Tere ("Hello" in Estonian)!
Here it is, the first blog entry of my fall semester abroad. I won't spend too long on a lengthy preamble setting the scene, because I have a lot of writing to do if I hope to keep track of all that has happened so far, and I don't want the vivid but fleeting memories of the last several days to take flight from my head before I have the chance to get them written down.
Suffice it to say I was very lucky to get into a cross-cultural psychology study abroad program put on by Beloit. I, along with eight other Beloit students, will spend eight weeks living and studying in Estonia, followed by eight weeks in Morocco.
So without any further ado, here is a recap of my travels so far, cobbled together from notes and recent memory:
Terminal M15 of O'Hare International Airport. I'm not far from the rattling metro and the windy beach of Lake Michigan, but I feel leagues away from Chicago proper, where I spent the last few days.
Still having a hard time understanding what's about to happen. I'm going to Estonia? Estonia? The best way to purchase a grasp on the whole thing is to focus on minute detail. Like this: In a matter of hours, I'll be sipping ginger ale (I almost always drink ginger ale while flying--it's a tradition of mine) thousands of feet above the Atlantic Ocean, perhaps passing over Greenland or swinging by Iceland.

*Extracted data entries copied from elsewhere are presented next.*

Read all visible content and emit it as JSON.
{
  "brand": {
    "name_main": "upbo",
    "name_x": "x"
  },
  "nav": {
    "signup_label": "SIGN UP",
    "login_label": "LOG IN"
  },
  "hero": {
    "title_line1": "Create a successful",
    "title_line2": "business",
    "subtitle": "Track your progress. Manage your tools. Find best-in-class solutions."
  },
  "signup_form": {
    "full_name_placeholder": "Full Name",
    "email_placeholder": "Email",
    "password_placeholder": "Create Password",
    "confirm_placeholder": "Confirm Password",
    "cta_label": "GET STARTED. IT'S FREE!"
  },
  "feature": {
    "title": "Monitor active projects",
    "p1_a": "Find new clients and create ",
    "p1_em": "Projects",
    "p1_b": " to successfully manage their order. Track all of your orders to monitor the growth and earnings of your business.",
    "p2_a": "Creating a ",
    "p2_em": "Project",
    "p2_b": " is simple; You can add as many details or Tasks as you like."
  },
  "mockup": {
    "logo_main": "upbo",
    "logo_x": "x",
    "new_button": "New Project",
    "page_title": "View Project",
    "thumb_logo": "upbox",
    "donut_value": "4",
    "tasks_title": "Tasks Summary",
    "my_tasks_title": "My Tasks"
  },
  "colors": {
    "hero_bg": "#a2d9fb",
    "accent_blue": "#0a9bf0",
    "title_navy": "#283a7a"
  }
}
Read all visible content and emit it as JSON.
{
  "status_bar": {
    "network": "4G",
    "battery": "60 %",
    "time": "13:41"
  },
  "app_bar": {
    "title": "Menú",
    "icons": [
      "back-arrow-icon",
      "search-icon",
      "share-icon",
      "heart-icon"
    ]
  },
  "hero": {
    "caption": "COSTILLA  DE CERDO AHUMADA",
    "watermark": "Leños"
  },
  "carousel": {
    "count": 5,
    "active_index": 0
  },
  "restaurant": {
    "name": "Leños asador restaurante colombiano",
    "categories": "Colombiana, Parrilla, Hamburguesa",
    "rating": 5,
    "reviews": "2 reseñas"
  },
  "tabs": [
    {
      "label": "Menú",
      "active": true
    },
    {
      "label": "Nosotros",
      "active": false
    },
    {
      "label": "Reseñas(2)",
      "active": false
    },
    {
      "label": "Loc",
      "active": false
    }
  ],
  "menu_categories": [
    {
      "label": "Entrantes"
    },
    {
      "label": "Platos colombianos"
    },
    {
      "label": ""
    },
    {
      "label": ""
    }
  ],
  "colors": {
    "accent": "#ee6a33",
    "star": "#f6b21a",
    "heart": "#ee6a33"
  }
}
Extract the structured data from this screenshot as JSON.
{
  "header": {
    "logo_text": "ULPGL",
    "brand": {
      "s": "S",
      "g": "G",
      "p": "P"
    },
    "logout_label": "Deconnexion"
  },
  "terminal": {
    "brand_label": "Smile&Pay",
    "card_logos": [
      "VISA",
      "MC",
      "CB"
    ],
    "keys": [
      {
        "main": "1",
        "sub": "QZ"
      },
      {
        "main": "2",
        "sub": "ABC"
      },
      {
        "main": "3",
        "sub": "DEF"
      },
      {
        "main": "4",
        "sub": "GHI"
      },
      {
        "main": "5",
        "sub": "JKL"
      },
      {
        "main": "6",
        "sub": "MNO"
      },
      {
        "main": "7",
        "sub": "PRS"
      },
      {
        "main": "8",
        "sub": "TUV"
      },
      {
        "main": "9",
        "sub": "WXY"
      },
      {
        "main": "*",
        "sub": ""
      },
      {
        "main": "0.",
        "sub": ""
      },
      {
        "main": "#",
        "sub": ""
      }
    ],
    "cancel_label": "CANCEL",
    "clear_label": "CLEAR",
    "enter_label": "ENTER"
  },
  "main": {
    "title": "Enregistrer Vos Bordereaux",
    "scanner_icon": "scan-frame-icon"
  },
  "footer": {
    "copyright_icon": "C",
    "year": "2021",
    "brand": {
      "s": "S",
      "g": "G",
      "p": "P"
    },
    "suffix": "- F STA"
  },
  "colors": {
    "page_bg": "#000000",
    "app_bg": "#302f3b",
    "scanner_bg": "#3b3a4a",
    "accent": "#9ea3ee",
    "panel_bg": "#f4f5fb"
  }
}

After a solid 24 hours of travel, we arrive in Tallinn. The flights were great: We were actually served dinner and breakfast on our transatlantic jaunt to Stockholm, and a flight attendant cruised the aisle at one point, handing out hot towels for all. With a newfound love for SAS Airlines and a blossoming case of jet lag, I hop on the bus to downtown Tallinn along with my classmates and our professor Larry White. We throw our bags in our rooms at City Hotel and meet in the lobby to go out to dinner. My first impressions of Estonia are superficial and not particularly insightful--as all first impressions must be, I tell myself. Some things I notice:
1) The toilets are smaller here.
2) Waiters don't expect tips.
3) Estonian lemonade is unlike anything I've ever had. Not better, not worse, but different.
4) The air feels wonderful, cold and clear, like home on the Oregon coast.
5) Hand soap smells different.
|Tallinn at 7 a.m.|
|Outside of a food stand at the market.|
|Russian vendors at this market know exactly what we need: |
Crocs. And more Crocs! And fake Crocs!
We spend the rest of the day walking in and around Old Town, the oldest part of Tallinn. We see sights, snap pictures, and swarm with fellows tourists, many of whom are Europeans who flock to this medieval piece of Tallinn from their cruise ships for only a few hours before setting sail for another Baltic port on their itinerary.
The architecture is a hodge-podge of Swedish, Danish, and German influence. Baroque, Gothic, and Neo-Classical buildings cozy up together and crowd the streets. But the streetscape of Old Town is dominated by limestone towers and walls, fortifications built by Teutonic Knights in the 14th century. Cool, eh?
After hours of walking, we go out for pizza at a little restaurant off the beaten tourist path. I know not to expect traditional pizza, but the toppings still surprise me. Tunafish? Crabmeat? Pickles? Like all other food we've had so far, this pizza is nice and savory. (There's an Estonian saying that goes something like, "better a salty morsel than a square meal of sweet.") Far more exciting than salty pizza is this: I can drink beer! So I do. Several of us order a dark beer that's popular here. It's delicious, and goes wonderfully with our unconventionally salty Baltic pizza.
|My first legal beer, consumed in public proudly, without fear of retribution. This is a milestone.|
At the end of the day, I feel a lot like a tourist. I'm not certainly not the student of the world my fantasies had me morphing into after my first footstep on Estonian soil. But I've learned a lot in the last day or two, and I know there's only more to come. I'm loving every minute of my time here so far, and and this point I'm honestly a bit too shell-shocked by the reality of it all to explain why. Hopefully I'll become more articulate as the semester continues.